Pour effectuer leurs analyses, les chercheurs ont évalué les scanners de plus de 4 200 personnes, de la petite enfance à l’âge de 90 ans. Les données ont indiqué plusieurs périodes clés de développement, dont une allant de 9 à 32 ans, qu’ils ont baptisée la période « adolescente » et caractérisée par des changements majeurs.

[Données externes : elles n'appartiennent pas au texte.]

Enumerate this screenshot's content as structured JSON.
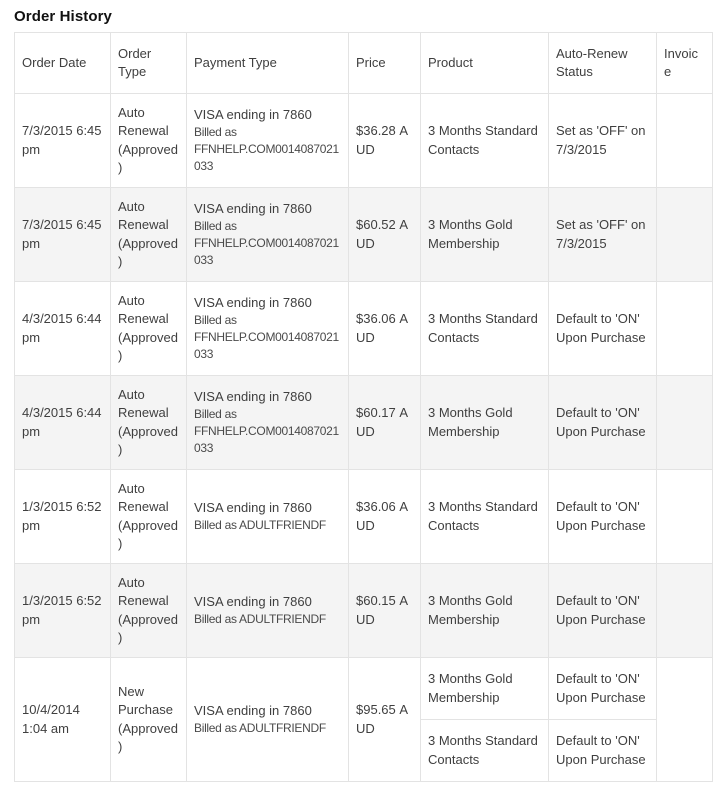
{
  "page_title": "Order History",
  "table": {
    "columns": [
      "Order Date",
      "Order Type",
      "Payment Type",
      "Price",
      "Product",
      "Auto-Renew Status",
      "Invoice"
    ],
    "rows": [
      {
        "order_date": "7/3/2015 6:45 pm",
        "order_type": "Auto Renewal (Approved)",
        "payment_line1": "VISA ending in 7860",
        "payment_line2": "Billed as FFNHELP.COM0014087021033",
        "price": "$36.28 AUD",
        "products": [
          {
            "product": "3 Months Standard Contacts",
            "auto_renew_status": "Set as 'OFF' on 7/3/2015"
          }
        ],
        "invoice": ""
      },
      {
        "order_date": "7/3/2015 6:45 pm",
        "order_type": "Auto Renewal (Approved)",
        "payment_line1": "VISA ending in 7860",
        "payment_line2": "Billed as FFNHELP.COM0014087021033",
        "price": "$60.52 AUD",
        "products": [
          {
            "product": "3 Months Gold Membership",
            "auto_renew_status": "Set as 'OFF' on 7/3/2015"
          }
        ],
        "invoice": ""
      },
      {
        "order_date": "4/3/2015 6:44 pm",
        "order_type": "Auto Renewal (Approved)",
        "payment_line1": "VISA ending in 7860",
        "payment_line2": "Billed as FFNHELP.COM0014087021033",
        "price": "$36.06 AUD",
        "products": [
          {
            "product": "3 Months Standard Contacts",
            "auto_renew_status": "Default to 'ON' Upon Purchase"
          }
        ],
        "invoice": ""
      },
      {
        "order_date": "4/3/2015 6:44 pm",
        "order_type": "Auto Renewal (Approved)",
        "payment_line1": "VISA ending in 7860",
        "payment_line2": "Billed as FFNHELP.COM0014087021033",
        "price": "$60.17 AUD",
        "products": [
          {
            "product": "3 Months Gold Membership",
            "auto_renew_status": "Default to 'ON' Upon Purchase"
          }
        ],
        "invoice": ""
      },
      {
        "order_date": "1/3/2015 6:52 pm",
        "order_type": "Auto Renewal (Approved)",
        "payment_line1": "VISA ending in 7860",
        "payment_line2": "Billed as ADULTFRIENDF",
        "price": "$36.06 AUD",
        "products": [
          {
            "product": "3 Months Standard Contacts",
            "auto_renew_status": "Default to 'ON' Upon Purchase"
          }
        ],
        "invoice": ""
      },
      {
        "order_date": "1/3/2015 6:52 pm",
        "order_type": "Auto Renewal (Approved)",
        "payment_line1": "VISA ending in 7860",
        "payment_line2": "Billed as ADULTFRIENDF",
        "price": "$60.15 AUD",
        "products": [
          {
            "product": "3 Months Gold Membership",
            "auto_renew_status": "Default to 'ON' Upon Purchase"
          }
        ],
        "invoice": ""
      },
      {
        "order_date": "10/4/2014 1:04 am",
        "order_type": "New Purchase (Approved)",
        "payment_line1": "VISA ending in 7860",
        "payment_line2": "Billed as ADULTFRIENDF",
        "price": "$95.65 AUD",
        "products": [
          {
            "product": "3 Months Gold Membership",
            "auto_renew_status": "Default to 'ON' Upon Purchase"
          },
          {
            "product": "3 Months Standard Contacts",
            "auto_renew_status": "Default to 'ON' Upon Purchase"
          }
        ],
        "invoice": ""
      }
    ]
  }
}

Ces changements se manifestent par l’équilibrage de deux principaux processus : la ségrégation et l’intégration. Au cours de la phase de ségrégation, les réseaux de fonctions apparentées se développent, tandis que des voies de connexion entre ces réseaux s’établissent au cours de la phase d’intégration. D’après les chercheurs, cette construction ne commence à se stabiliser en un modèle « adulte » qu’au début de la trentaine.
L’efficacité de ce réseau serait un facteur prédictif important de l’âge cérébral. Cette dynamique de maturation se réorienterait cependant nettement vers l’âge de 32 ans. À partir de cet âge, le cerveau développerait moins de nouvelles connexions, au profit du renforcement de celles déjà existantes, et semblerait revenir à une phase de ségrégation plus simplifiée où les voies neuronales les plus utilisées sont consolidées.
D’après ces résultats, l’adolescence et la vingtaine seraient donc consacrées au développement des connexions neuronales, tandis que la trentaine serait axée sur la stabilisation et l’entretien des réseaux neuronaux les plus sollicités. « Cette nouvelle compréhension modifie notre vision de l’âge adulte et laisse entendre que 25 ans n’a jamais été censé être un aboutissement », estime Snowden, qui n’a pas participé à la recherche — détaillée dans la revue Nature Communications.
L’experte préconise par ailleurs que le meilleur moyen d’obtenir une structure cérébrale optimale serait de stimuler la neuroplasticité tout au long de la vingtaine, par exemple en effectuant des exercices physiques réguliers, en apprenant de nouvelles langues et en minimisant le stress chronique à l’aide d’exercices de méditation, etc.